What is consistency?

We can guarantee that the system stores the most recently updated data on a single computer. However, in a distributed system, data is shared and replicated across many computing nodes.

Consistency is a property of the distributed system, which says that every server should have the same view regardless of any client updates to the data stored in the system.

Strong consistency would mean that the distributed system converges on a single value, and the client always reads the latest data.

Consistency models

A consistency model is a contract between a distributed system and the applications that run on it. This model is a set of guarantees made by the distributed system. There are various consistency models employed by different distributed systems such as linearizability, serializability, causal consistency, and eventual consistency. We will be talking about linearizability in this shot.

Linearizability

Linearizability is the strongest form of consistency. This means that all operations are executed in a way as if executed on a single machine, despite the data being distributed across multiple replicas. As a result, every operation returns an up-to-date value.

All replicas execute operations in some total ordering.
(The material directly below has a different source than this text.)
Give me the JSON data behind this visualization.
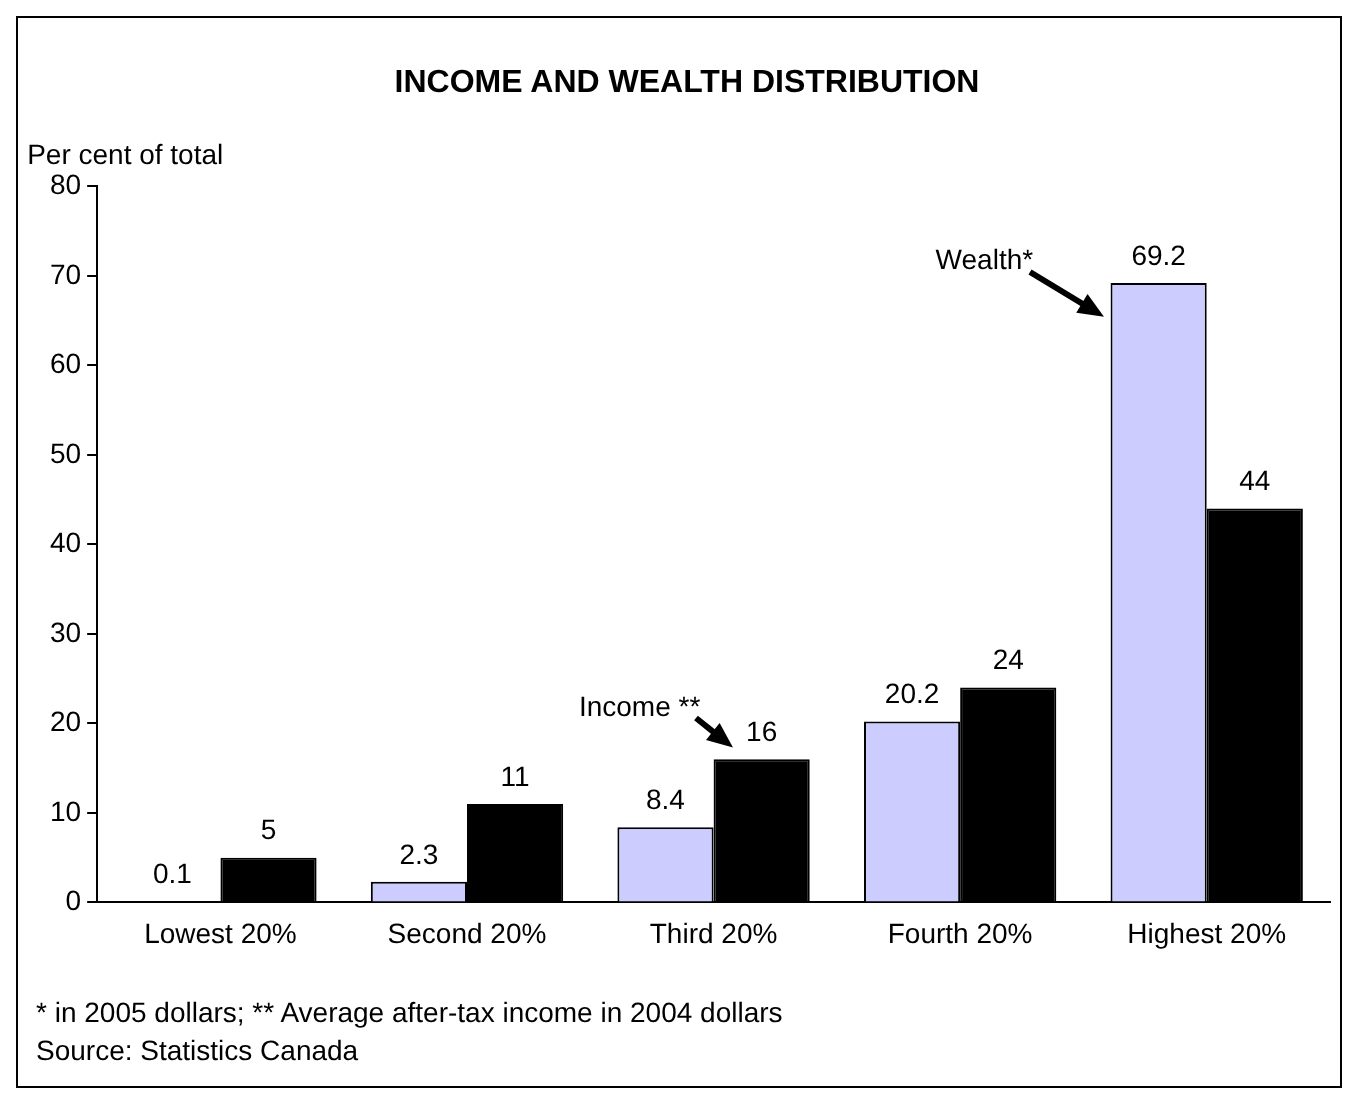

This entire order preserves the real-time ordering between operations.

  • If operation A completes before operation B starts, the system orders A before B in real-time.
  • If neither A nor B completes before the other starts, then there is no guarantee that these events will be ordered in real-time. However, there would still be some total order.

Example

In the following example, we have a distributed system consisting of three different processes: P1, P2, and P3. Client A writes a value 1 to an object A. Given that the system is linearizable, once the write operation completes, all later reads, by global time, should return the value of that write or the value of the later write operation. So, when client B reads A's value, it returns 1. Once a read operation returns a particular value, all later reads should return that value or value of the later write operation.

Tradeoffs

There is a tension between strong consistency and performance in a normal operation. Linearizability requires the system to converge on a single state. This takes longer, as overhead communication results in high latency during normal operation. Such a consistency model would not work for a real-time application such as Augmented Reality, or Virtual Reality, because such applications require extremely low latency. On the other hand, if an application demands strict correctness, such as a banking system, it is important to provide strong consistency guarantees.